The diversity of the venue never wavered in the 20th century, with less than forty years separating the last mass baptisms and a Miss World pageant, as well as the first sumo tournament outside of Japan being within 15 years of the 5th Harry Potter book launch. Most famous today for its annual BBC Proms, The Royal Albert Hall recently underwent a total renovation, transforming it into a perfect modern venue that preserves its Victorian roots.
On more than one occasion, records released by artists have been labelled as ‘Live from the Royal Albert Hall’ even when they weren’t – these include Bob Dylan’s concert at the Manchester Free Trade Hall and Creedence Clearwater Revival’s concert at the Oakland Coliseum.
The Beatles reference the Hall twice – in the song "A Day In The Life" and their movie Yellow Submarine.
Eric Clapton has called the Royal Albert Hall his favourite venue to play in the world, and has played there almost every year for 20 years.

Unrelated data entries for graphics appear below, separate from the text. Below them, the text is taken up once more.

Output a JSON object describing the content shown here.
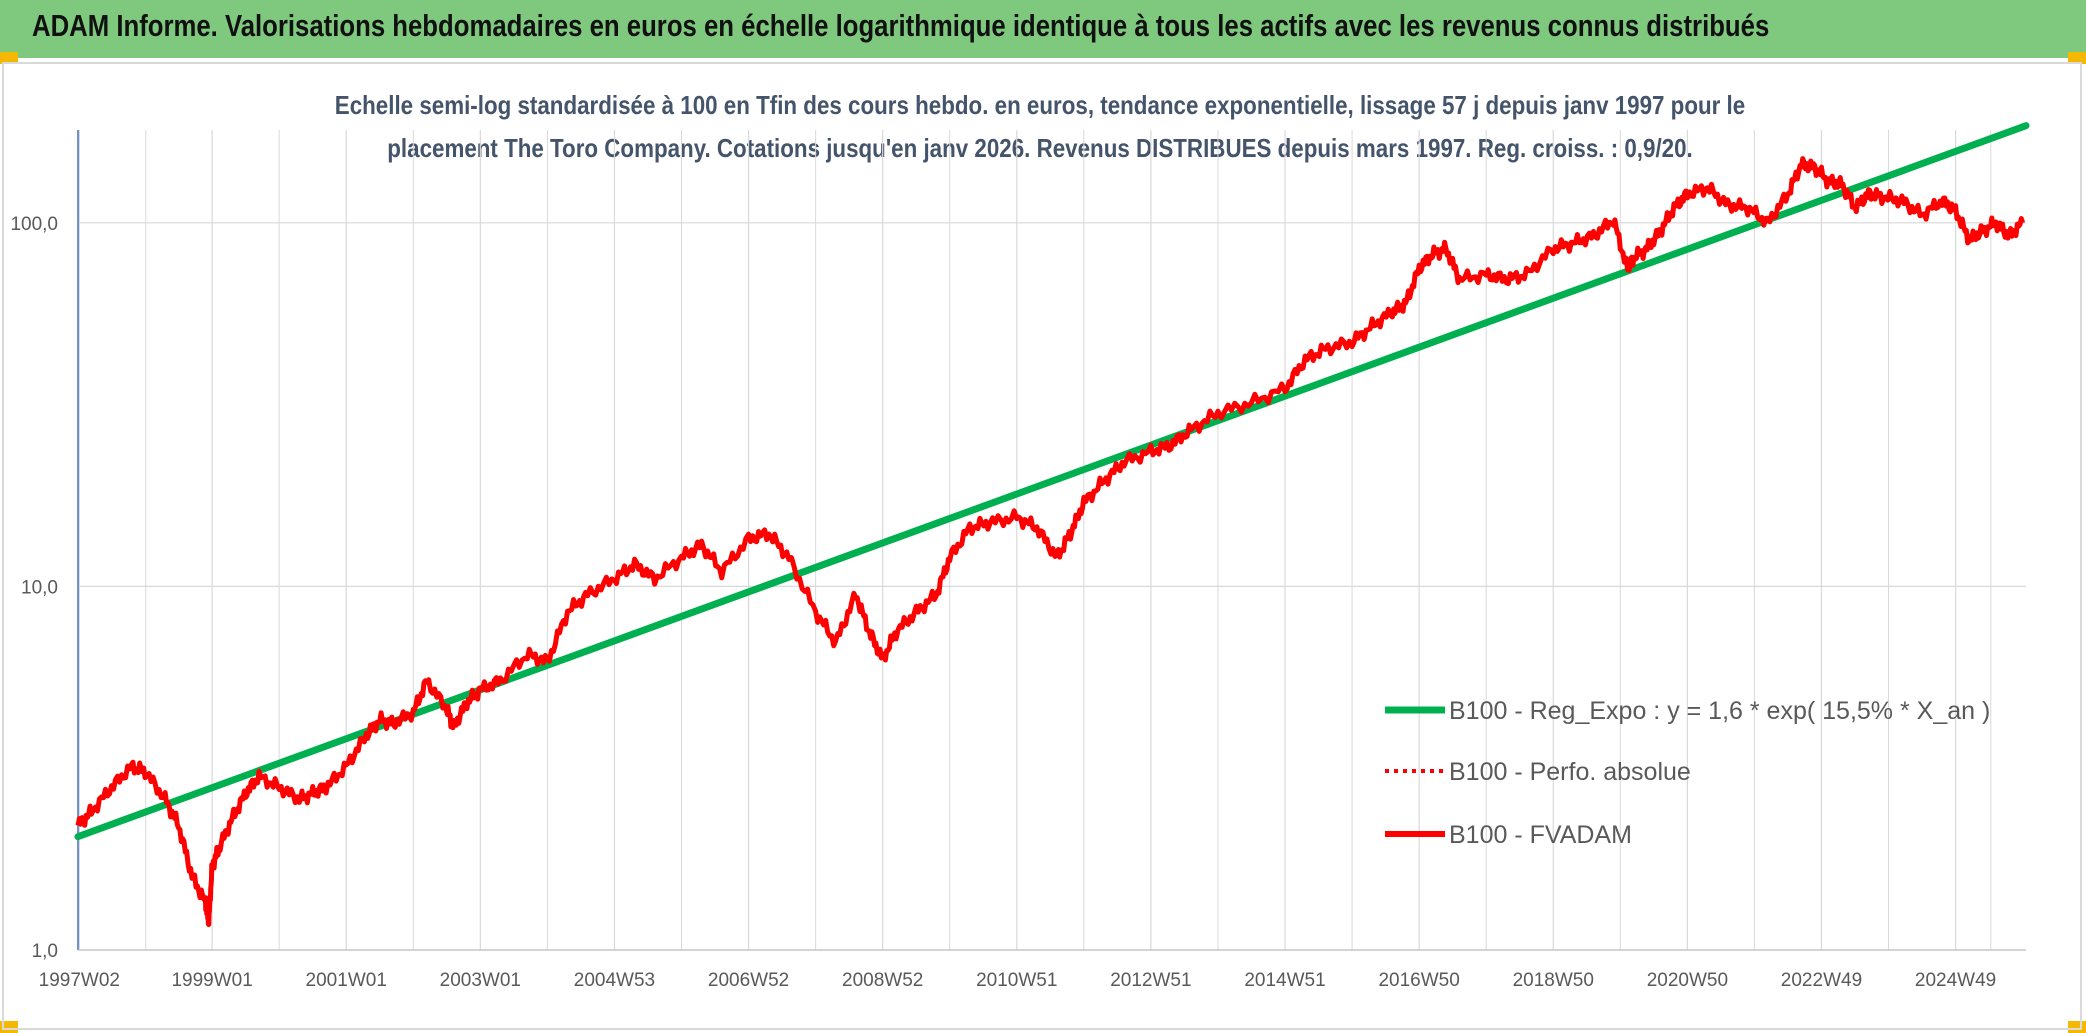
{
  "header": {
    "title": "ADAM Informe. Valorisations hebdomadaires en euros en échelle logarithmique identique à tous les actifs avec les revenus connus distribués"
  },
  "subtitle": {
    "line1": "Echelle semi-log standardisée à 100 en Tfin des cours hebdo. en euros, tendance exponentielle, lissage 57 j depuis janv 1997 pour le",
    "line2": "placement The Toro Company. Cotations jusqu'en janv 2026. Revenus DISTRIBUES depuis mars 1997. Reg. croiss. : 0,9/20."
  },
  "colors": {
    "header_bg": "#7fc97f",
    "trend": "#00b050",
    "fvadam": "#ff0000",
    "perfo": "#ff0000",
    "grid": "#d9d9d9",
    "corner": "#f5b800"
  },
  "chart_data": {
    "type": "line",
    "scale": "log",
    "ylim": [
      1,
      180
    ],
    "ytick_labels": [
      "1,0",
      "10,0",
      "100,0"
    ],
    "ytick_values": [
      1,
      10,
      100
    ],
    "xlim": [
      1997.0,
      2026.05
    ],
    "xtick_labels": [
      "1997W02",
      "1999W01",
      "2001W01",
      "2003W01",
      "2004W53",
      "2006W52",
      "2008W52",
      "2010W51",
      "2012W51",
      "2014W51",
      "2016W50",
      "2018W50",
      "2020W50",
      "2022W49",
      "2024W49"
    ],
    "xtick_values": [
      1997.02,
      1999.0,
      2001.0,
      2003.0,
      2005.0,
      2007.0,
      2009.0,
      2011.0,
      2013.0,
      2015.0,
      2017.0,
      2019.0,
      2021.0,
      2023.0,
      2025.0
    ],
    "series": [
      {
        "name": "B100 - Reg_Expo : y = 1,6 * exp( 15,5% *  X_an )",
        "style": "solid-green",
        "x": [
          1997.0,
          2026.05
        ],
        "y": [
          2.05,
          185
        ]
      },
      {
        "name": "B100 - Perfo. absolue",
        "style": "dotted-red",
        "x": [],
        "y": []
      },
      {
        "name": "B100 - FVADAM",
        "style": "solid-red",
        "x": [
          1997.0,
          1997.2,
          1997.5,
          1997.8,
          1998.0,
          1998.3,
          1998.5,
          1998.7,
          1998.9,
          1998.95,
          1999.0,
          1999.1,
          1999.3,
          1999.5,
          1999.7,
          2000.0,
          2000.3,
          2000.5,
          2000.7,
          2001.0,
          2001.3,
          2001.5,
          2001.7,
          2002.0,
          2002.2,
          2002.5,
          2002.6,
          2002.8,
          2003.0,
          2003.3,
          2003.7,
          2004.0,
          2004.3,
          2004.6,
          2005.0,
          2005.3,
          2005.6,
          2006.0,
          2006.3,
          2006.6,
          2007.0,
          2007.3,
          2007.6,
          2008.0,
          2008.3,
          2008.6,
          2008.8,
          2009.0,
          2009.2,
          2009.5,
          2009.8,
          2010.0,
          2010.3,
          2010.6,
          2011.0,
          2011.3,
          2011.6,
          2011.8,
          2012.0,
          2012.3,
          2012.6,
          2013.0,
          2013.3,
          2013.6,
          2014.0,
          2014.5,
          2015.0,
          2015.3,
          2015.6,
          2016.0,
          2016.3,
          2016.6,
          2016.8,
          2017.0,
          2017.2,
          2017.4,
          2017.6,
          2018.0,
          2018.3,
          2018.6,
          2019.0,
          2019.3,
          2019.6,
          2019.9,
          2020.1,
          2020.2,
          2020.4,
          2020.6,
          2020.8,
          2021.0,
          2021.3,
          2021.6,
          2021.9,
          2022.2,
          2022.5,
          2022.7,
          2022.9,
          2023.1,
          2023.3,
          2023.5,
          2023.7,
          2023.9,
          2024.2,
          2024.5,
          2024.8,
          2025.0,
          2025.2,
          2025.4,
          2025.6,
          2025.8,
          2026.0
        ],
        "y": [
          2.2,
          2.4,
          2.8,
          3.2,
          3.1,
          2.6,
          2.2,
          1.6,
          1.35,
          1.2,
          1.7,
          1.9,
          2.3,
          2.7,
          3.0,
          2.8,
          2.6,
          2.7,
          2.8,
          3.2,
          3.9,
          4.3,
          4.2,
          4.5,
          5.5,
          4.6,
          4.1,
          4.8,
          5.2,
          5.5,
          6.5,
          6.2,
          8.5,
          9.5,
          10.5,
          11.5,
          10.5,
          12.0,
          13.0,
          11.0,
          13.5,
          14.0,
          12.0,
          8.5,
          7.0,
          9.5,
          7.5,
          6.3,
          7.5,
          8.5,
          9.5,
          12.0,
          14.5,
          15.0,
          15.5,
          14.5,
          12.0,
          14.0,
          17.0,
          19.5,
          22.0,
          23.5,
          24.5,
          27.0,
          30.0,
          32.0,
          35.0,
          42.0,
          45.0,
          47.0,
          52.0,
          57.0,
          60.0,
          75.0,
          82.0,
          85.0,
          70.0,
          72.0,
          70.0,
          72.0,
          85.0,
          88.0,
          92.0,
          102.0,
          75.0,
          80.0,
          85.0,
          95.0,
          110.0,
          120.0,
          125.0,
          112.0,
          110.0,
          100.0,
          120.0,
          145.0,
          142.0,
          130.0,
          128.0,
          110.0,
          120.0,
          118.0,
          115.0,
          105.0,
          115.0,
          108.0,
          90.0,
          95.0,
          100.0,
          92.0,
          100.0
        ]
      }
    ],
    "legend_position": "bottom-right",
    "grid": "vertical-and-horizontal"
  }
}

During the Blitz, the building was untouched because the German bombers used the structure as a reference point for where they were.

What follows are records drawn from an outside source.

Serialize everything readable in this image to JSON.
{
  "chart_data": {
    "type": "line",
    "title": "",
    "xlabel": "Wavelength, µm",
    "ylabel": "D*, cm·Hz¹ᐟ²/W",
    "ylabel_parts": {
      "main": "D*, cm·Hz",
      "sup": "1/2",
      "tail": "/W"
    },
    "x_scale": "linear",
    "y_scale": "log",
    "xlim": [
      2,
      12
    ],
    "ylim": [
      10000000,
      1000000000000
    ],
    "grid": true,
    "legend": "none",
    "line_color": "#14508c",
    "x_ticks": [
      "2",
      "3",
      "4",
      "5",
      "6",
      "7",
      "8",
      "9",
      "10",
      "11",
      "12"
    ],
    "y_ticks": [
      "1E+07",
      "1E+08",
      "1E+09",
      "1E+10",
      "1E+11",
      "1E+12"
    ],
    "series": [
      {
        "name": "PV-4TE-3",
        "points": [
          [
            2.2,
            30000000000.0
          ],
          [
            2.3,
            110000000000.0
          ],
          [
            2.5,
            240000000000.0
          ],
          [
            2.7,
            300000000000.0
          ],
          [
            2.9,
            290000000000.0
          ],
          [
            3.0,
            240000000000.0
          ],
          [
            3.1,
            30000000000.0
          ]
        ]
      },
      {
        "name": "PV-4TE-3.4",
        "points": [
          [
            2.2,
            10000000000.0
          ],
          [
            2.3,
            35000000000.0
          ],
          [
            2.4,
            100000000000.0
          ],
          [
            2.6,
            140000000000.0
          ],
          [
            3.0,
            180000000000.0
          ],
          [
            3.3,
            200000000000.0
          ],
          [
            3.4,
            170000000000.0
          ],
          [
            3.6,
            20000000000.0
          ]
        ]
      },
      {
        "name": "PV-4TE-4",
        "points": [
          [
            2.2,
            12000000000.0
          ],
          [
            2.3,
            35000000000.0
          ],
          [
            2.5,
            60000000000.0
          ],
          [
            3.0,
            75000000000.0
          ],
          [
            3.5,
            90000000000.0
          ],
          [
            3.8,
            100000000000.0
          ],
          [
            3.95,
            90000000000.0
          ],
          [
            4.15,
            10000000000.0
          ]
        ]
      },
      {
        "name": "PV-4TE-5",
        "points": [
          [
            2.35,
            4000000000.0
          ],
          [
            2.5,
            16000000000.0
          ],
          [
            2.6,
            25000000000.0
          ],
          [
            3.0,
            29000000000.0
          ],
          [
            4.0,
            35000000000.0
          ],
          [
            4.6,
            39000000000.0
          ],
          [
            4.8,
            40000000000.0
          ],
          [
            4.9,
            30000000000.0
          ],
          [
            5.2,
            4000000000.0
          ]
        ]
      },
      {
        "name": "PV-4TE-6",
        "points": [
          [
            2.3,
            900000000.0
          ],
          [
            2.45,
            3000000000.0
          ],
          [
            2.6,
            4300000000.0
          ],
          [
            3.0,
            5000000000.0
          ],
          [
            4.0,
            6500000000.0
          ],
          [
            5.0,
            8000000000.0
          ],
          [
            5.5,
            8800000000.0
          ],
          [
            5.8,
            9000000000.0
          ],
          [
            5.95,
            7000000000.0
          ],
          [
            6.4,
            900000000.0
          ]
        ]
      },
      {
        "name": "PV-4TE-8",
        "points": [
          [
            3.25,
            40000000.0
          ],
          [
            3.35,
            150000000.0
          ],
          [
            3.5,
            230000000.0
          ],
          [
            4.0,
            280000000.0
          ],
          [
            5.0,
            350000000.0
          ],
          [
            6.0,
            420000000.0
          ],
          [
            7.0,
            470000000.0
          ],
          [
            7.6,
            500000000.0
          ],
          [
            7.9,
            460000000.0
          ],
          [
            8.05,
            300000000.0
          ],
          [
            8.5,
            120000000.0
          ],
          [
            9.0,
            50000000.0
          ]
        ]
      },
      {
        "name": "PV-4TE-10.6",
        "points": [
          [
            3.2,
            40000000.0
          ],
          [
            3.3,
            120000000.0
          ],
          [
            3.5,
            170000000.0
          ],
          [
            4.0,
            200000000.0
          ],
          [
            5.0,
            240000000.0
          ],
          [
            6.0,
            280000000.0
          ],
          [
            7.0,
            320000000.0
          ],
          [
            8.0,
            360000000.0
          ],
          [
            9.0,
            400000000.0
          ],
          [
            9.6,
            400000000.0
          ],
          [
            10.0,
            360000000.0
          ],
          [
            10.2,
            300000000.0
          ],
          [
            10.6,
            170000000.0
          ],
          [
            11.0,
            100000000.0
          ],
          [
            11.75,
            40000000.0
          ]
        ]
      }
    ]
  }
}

The first UK performances by Wagner, Verdi and Elgar were performed at the Royal Albert Hall.
The hall has witnessed some of the most admired and recognised people in the world speak on its stage, including Winston Churchill, Nelson Mandela, Stephen Hawking, the Dalai Lama and former US President Bill Clinton.
The original conception for the Royal Albert Hall was to hold 30,000 people, but this was curbed for practical and financial constrictions.
Part of the Hitchcock film The Man Who Knew Too Much was filmed at the Hall in 1956.
When it hosted the premiere of 101 Dalmatians in 1996, Dalmatian spots were projected onto the exterior of the Hall.